Bank Indonesia Naikkan BI Rate Jadi 6,25 Persen Demi Stabilkan Rupiah

Analis Divisi Pengembangan Bursa Komoditi dan Derivatif Indonesia, Ibrahim mengatakan, pelemahan rupiah tidak perlu dikhawatirkan. Kecemasan menjadi beralasan bila hanya nilai tukar rupiah yang jatuh.
"Kalau rupiah sendiri yang anjlok, kita perlu khawatir terhadap faktor domestik. Tapi, ini isunya bukan hanya di Indonesia," ujar Ibrahim dalam analisisnya yang diterima VIVAnews.

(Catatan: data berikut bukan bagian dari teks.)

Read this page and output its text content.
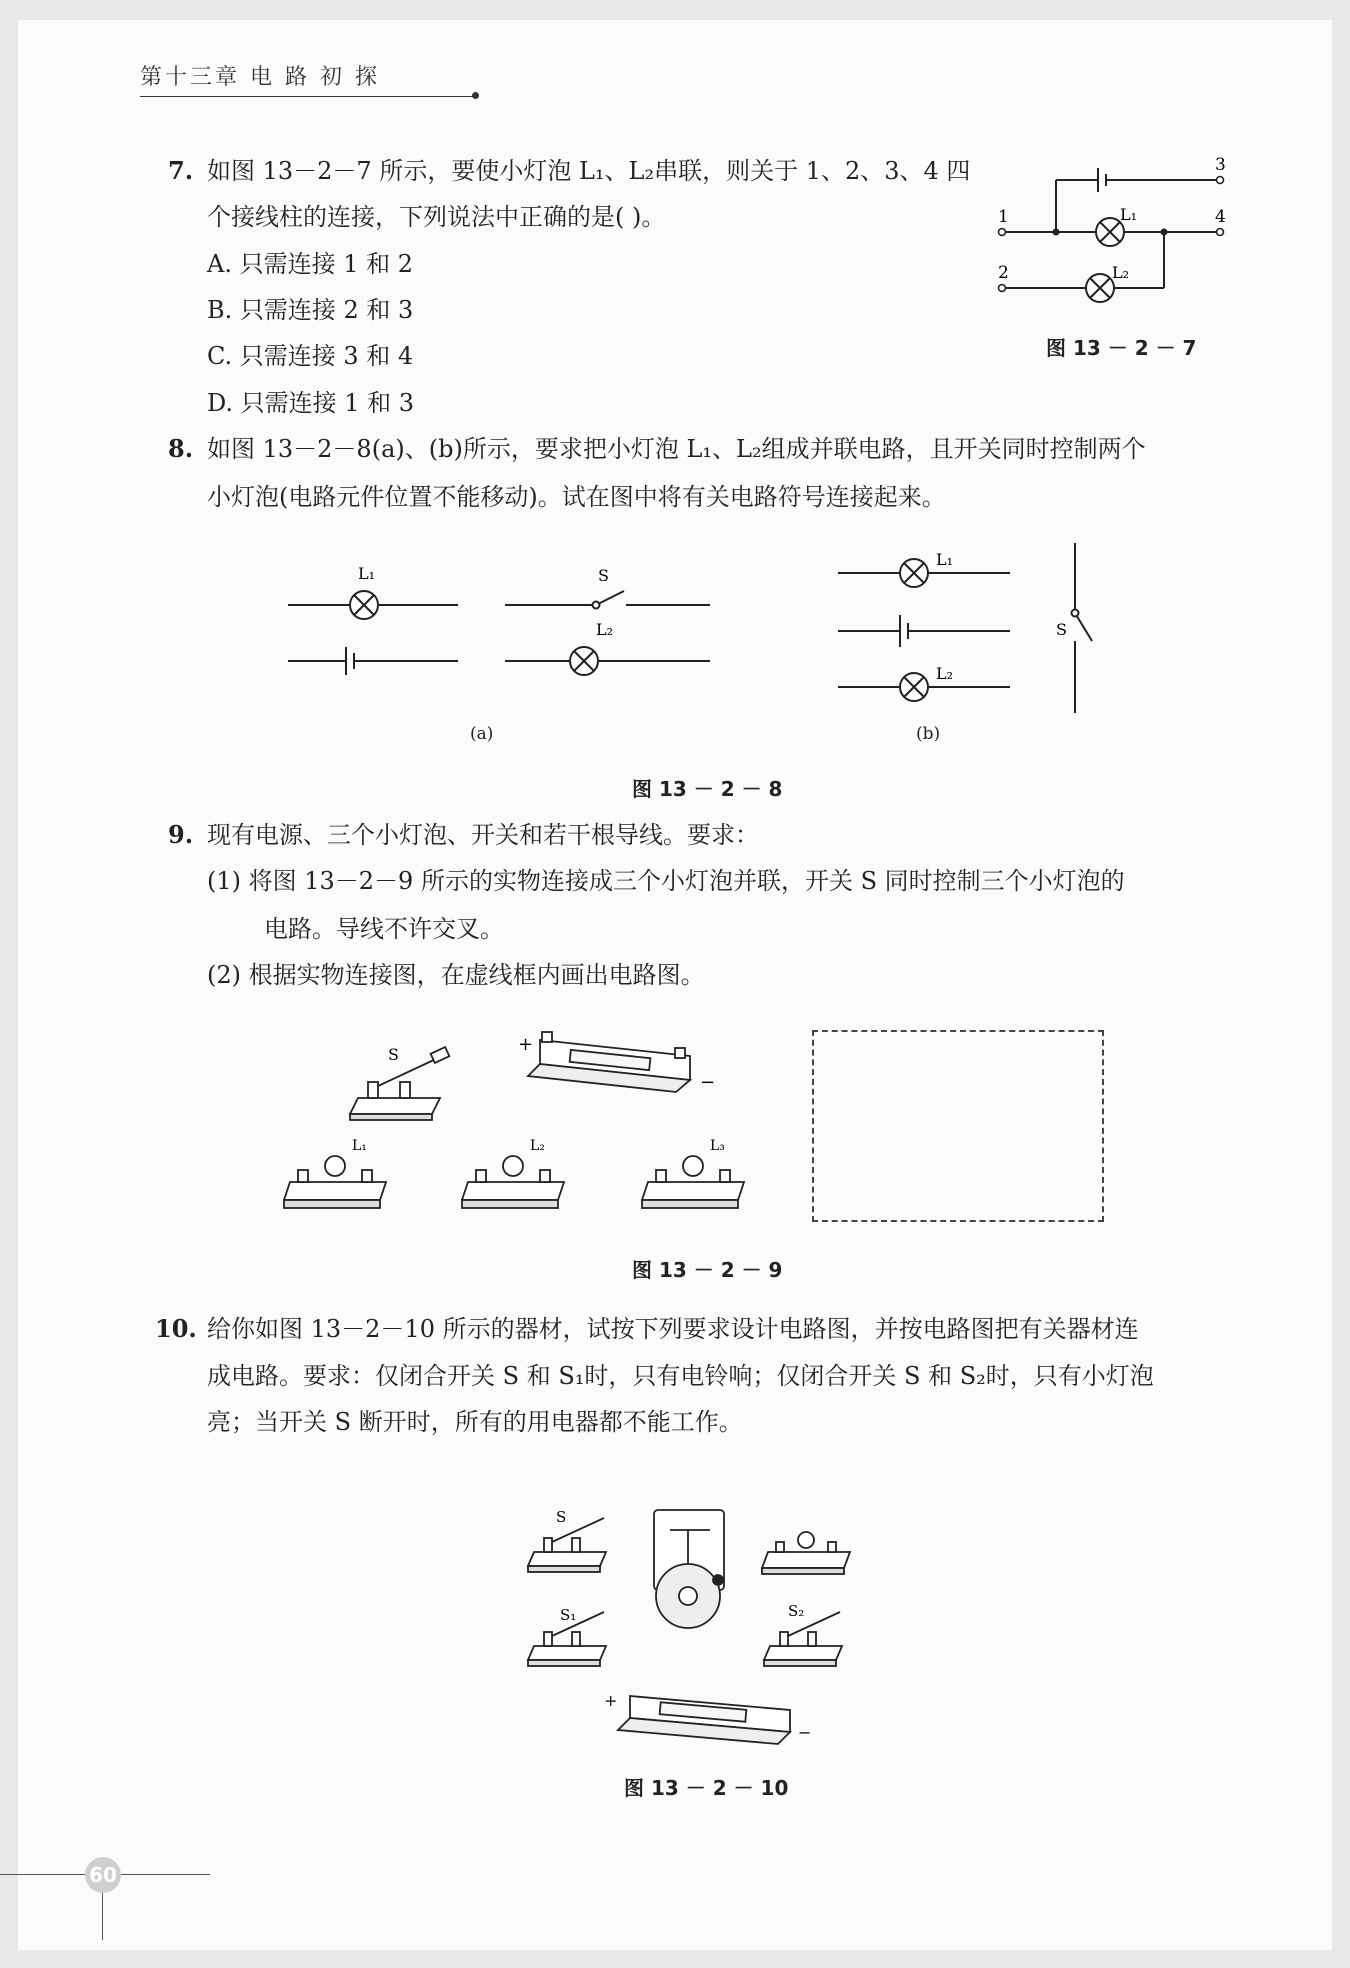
第十三章 电 路 初 探
7. 如图 13－2－7 所示，要使小灯泡 L₁、L₂串联，则关于 1、2、3、4 四
个接线柱的连接，下列说法中正确的是( )。
A. 只需连接 1 和 2
B. 只需连接 2 和 3
C. 只需连接 3 和 4
D. 只需连接 1 和 3
1
2
3
4
L₁
L₂
图 13 － 2 － 7
8. 如图 13－2－8(a)、(b)所示，要求把小灯泡 L₁、L₂组成并联电路，且开关同时控制两个
小灯泡(电路元件位置不能移动)。试在图中将有关电路符号连接起来。
L₁	S
L₂
(a)
L₁
L₂
S
(b)
图 13 － 2 － 8
9. 现有电源、三个小灯泡、开关和若干根导线。要求：
(1) 将图 13－2－9 所示的实物连接成三个小灯泡并联，开关 S 同时控制三个小灯泡的
电路。导线不许交叉。
(2) 根据实物连接图，在虚线框内画出电路图。
S	+
−
L₁	L₂	L₃
图 13 － 2 － 9
10. 给你如图 13－2－10 所示的器材，试按下列要求设计电路图，并按电路图把有关器材连
成电路。要求：仅闭合开关 S 和 S₁时，只有电铃响；仅闭合开关 S 和 S₂时，只有小灯泡
亮；当开关 S 断开时，所有的用电器都不能工作。
S
S₁	S₂
+
−
图 13 － 2 － 10
60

Dia menjelaskan, upaya The Federal Reserve yang akan mengurangi pelonggaran kuantitatif, berdampak terhadap penguatan dolar AS. Penguatan nilai tukar ini yang kemudian membuat pelaku pasar menahan dolar AS, sehingga memicu sejumlah mata uang dunia termasuk rupiah terdepresiasi.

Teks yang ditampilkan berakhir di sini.